Mechanistically, the background-only negative samples were used as empty-label images that provided negative contextual exposure from the same radiographic domain. Because these samples did not contain foreground spine annotations, they were intended to help the model distinguish non-spinal radiographic regions from true spinal instances and suppress erroneous foreground predictions in background regions. The observed reduction in false negatives suggests that this negative-context learning strategy may have reduced augmentation-induced positional or background bias and encouraged the model to rely more strongly on spinal contour information. However, because a detailed loss-level decomposition was not performed in this study, the contribution of background-only negative samples to individual loss components should be interpreted qualitatively rather than as direct evidence from separate loss-branch analyses.
6. Conclusions
This study presents a YOLO-based instance segmentation framework for three-level scoliosis screening—including normal, mild, and severe—using standing whole-spine radiographs. In conventional semantic segmentation-based approaches, scoliosis severity labels are learned as pixel-level classes, which can lead to class fragmentation, whereby different severity classes are predicted within the same spine. In the present study, the entire spinal contour was defined as a single anatomical instance, and severity was predicted on the basis of its global structural information, thereby alleviating this limitation.
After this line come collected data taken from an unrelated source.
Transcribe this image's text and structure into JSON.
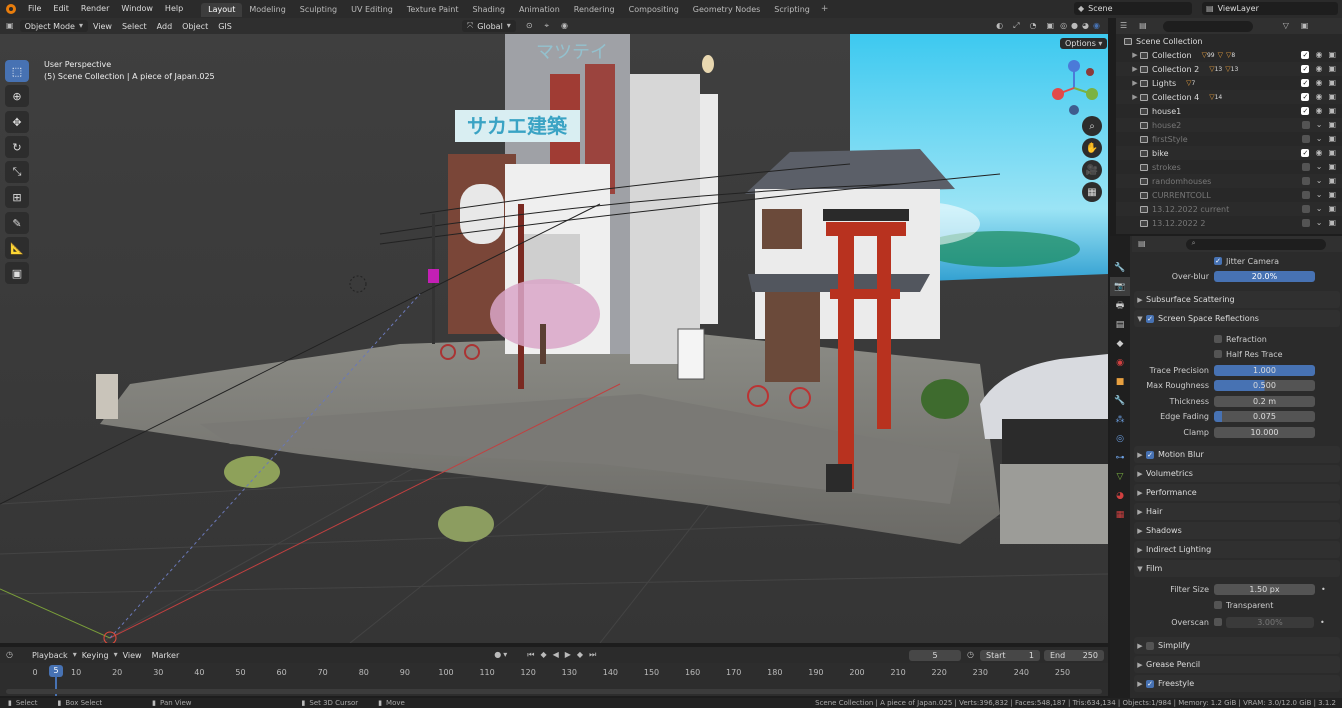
{
  "menubar": {
    "menus": [
      "File",
      "Edit",
      "Render",
      "Window",
      "Help"
    ],
    "workspaces": [
      "Layout",
      "Modeling",
      "Sculpting",
      "UV Editing",
      "Texture Paint",
      "Shading",
      "Animation",
      "Rendering",
      "Compositing",
      "Geometry Nodes",
      "Scripting"
    ],
    "active_workspace": "Layout",
    "scene": "Scene",
    "view_layer": "ViewLayer"
  },
  "viewport_header": {
    "mode": "Object Mode",
    "menus": [
      "View",
      "Select",
      "Add",
      "Object",
      "GIS"
    ],
    "transform_orientation": "Global",
    "options": "Options"
  },
  "viewport": {
    "view_name": "User Perspective",
    "collection_info": "(5) Scene Collection | A piece of Japan.025",
    "signs": [
      "サカエ建築",
      "マツテイ"
    ]
  },
  "outliner": {
    "root": "Scene Collection",
    "items": [
      {
        "name": "Collection",
        "has_tri": true,
        "counts": [
          "99",
          "",
          "8"
        ],
        "enabled": true,
        "dim": false
      },
      {
        "name": "Collection 2",
        "has_tri": true,
        "counts": [
          "13",
          "13"
        ],
        "enabled": true,
        "dim": false
      },
      {
        "name": "Lights",
        "has_tri": true,
        "counts": [
          "7"
        ],
        "enabled": true,
        "dim": false
      },
      {
        "name": "Collection 4",
        "has_tri": true,
        "counts": [
          "14"
        ],
        "enabled": true,
        "dim": false
      },
      {
        "name": "house1",
        "has_tri": false,
        "counts": [],
        "enabled": true,
        "dim": false
      },
      {
        "name": "house2",
        "has_tri": false,
        "counts": [],
        "enabled": false,
        "dim": true
      },
      {
        "name": "firstStyle",
        "has_tri": false,
        "counts": [],
        "enabled": false,
        "dim": true
      },
      {
        "name": "bike",
        "has_tri": false,
        "counts": [],
        "enabled": true,
        "dim": false
      },
      {
        "name": "strokes",
        "has_tri": false,
        "counts": [],
        "enabled": false,
        "dim": true
      },
      {
        "name": "randomhouses",
        "has_tri": false,
        "counts": [],
        "enabled": false,
        "dim": true
      },
      {
        "name": "CURRENTCOLL",
        "has_tri": false,
        "counts": [],
        "enabled": false,
        "dim": true
      },
      {
        "name": "13.12.2022 current",
        "has_tri": false,
        "counts": [],
        "enabled": false,
        "dim": true
      },
      {
        "name": "13.12.2022 2",
        "has_tri": false,
        "counts": [],
        "enabled": false,
        "dim": true
      }
    ]
  },
  "properties": {
    "jitter_camera": "Jitter Camera",
    "overblur_label": "Over-blur",
    "overblur_value": "20.0%",
    "subsurface": "Subsurface Scattering",
    "ssr": "Screen Space Reflections",
    "refraction": "Refraction",
    "half_res": "Half Res Trace",
    "fields": [
      {
        "label": "Trace Precision",
        "value": "1.000",
        "fill": 1.0
      },
      {
        "label": "Max Roughness",
        "value": "0.500",
        "fill": 0.5
      },
      {
        "label": "Thickness",
        "value": "0.2 m",
        "fill": 0
      },
      {
        "label": "Edge Fading",
        "value": "0.075",
        "fill": 0.075
      },
      {
        "label": "Clamp",
        "value": "10.000",
        "fill": 0
      }
    ],
    "panels": [
      "Motion Blur",
      "Volumetrics",
      "Performance",
      "Hair",
      "Shadows",
      "Indirect Lighting",
      "Film"
    ],
    "filter_size_label": "Filter Size",
    "filter_size": "1.50 px",
    "transparent": "Transparent",
    "overscan_label": "Overscan",
    "overscan": "3.00%",
    "panels2": [
      "Simplify",
      "Grease Pencil",
      "Freestyle"
    ]
  },
  "timeline": {
    "menus": [
      "Playback",
      "Keying",
      "View",
      "Marker"
    ],
    "current_frame": "5",
    "start_label": "Start",
    "start": "1",
    "end_label": "End",
    "end": "250",
    "frame": "5",
    "ticks": [
      "0",
      "10",
      "20",
      "30",
      "40",
      "50",
      "60",
      "70",
      "80",
      "90",
      "100",
      "110",
      "120",
      "130",
      "140",
      "150",
      "160",
      "170",
      "180",
      "190",
      "200",
      "210",
      "220",
      "230",
      "240",
      "250"
    ]
  },
  "statusbar": {
    "select": "Select",
    "box_select": "Box Select",
    "pan_view": "Pan View",
    "set_cursor": "Set 3D Cursor",
    "move": "Move",
    "stats": "Scene Collection | A piece of Japan.025 | Verts:396,832 | Faces:548,187 | Tris:634,134 | Objects:1/984 | Memory: 1.2 GiB | VRAM: 3.0/12.0 GiB | 3.1.2"
  },
  "colors": {
    "accent": "#4772b3",
    "brand": "#e87d0d",
    "torii": "#b8321f"
  }
}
To address class imbalance, class-balanced offline augmentation was applied. In addition, background-only negative samples constructed from non-spinal regions in radiographs were incorporated during training to mitigate the increase in false negatives observed after augmentation. Experimental results demonstrated that these background-only negative samples were effective in reducing false negatives, which is particularly important in screening-oriented applications.
At the network level, CBAM and the Swin Transformer block were compared to adapt YOLO-based segmentation to the characteristics of scoliosis radiographs, and U-Net and DeepLabV3+-based segmentation heads were also evaluated. The results showed that CBAM effectively improved accuracy and reduced false negatives with low computational overhead, whereas the DeepLabV3+-based head improved spinal contour restoration through multi-scale contextual modeling and boundary refinement. Ultimately, the proposed model combining CBAM with a DeepLabV3+-based head improved both spinal contour extraction and three-level severity screening performance relative to the baseline YOLO segmentation model.
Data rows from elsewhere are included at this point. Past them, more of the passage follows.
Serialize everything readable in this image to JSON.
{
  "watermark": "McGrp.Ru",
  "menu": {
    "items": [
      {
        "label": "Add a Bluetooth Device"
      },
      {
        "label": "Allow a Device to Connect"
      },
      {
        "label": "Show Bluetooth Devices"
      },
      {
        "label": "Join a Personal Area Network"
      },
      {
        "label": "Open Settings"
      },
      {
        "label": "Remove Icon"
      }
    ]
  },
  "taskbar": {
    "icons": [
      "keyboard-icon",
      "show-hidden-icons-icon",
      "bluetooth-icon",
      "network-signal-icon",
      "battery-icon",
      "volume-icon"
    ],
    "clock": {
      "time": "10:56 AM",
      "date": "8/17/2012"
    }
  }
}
Although the present study did not directly estimate the Cobb angle, it provides preliminary evidence that whole-spine instance segmentation may be useful for assisting three-level scoliosis screening. Future work should include external validation with multi-center datasets, prospective workflow evaluation, quantitative inter-observer agreement analysis, systematic comparison with semantic segmentation baselines, and extension toward vertebra-level segmentation and Cobb angle estimation.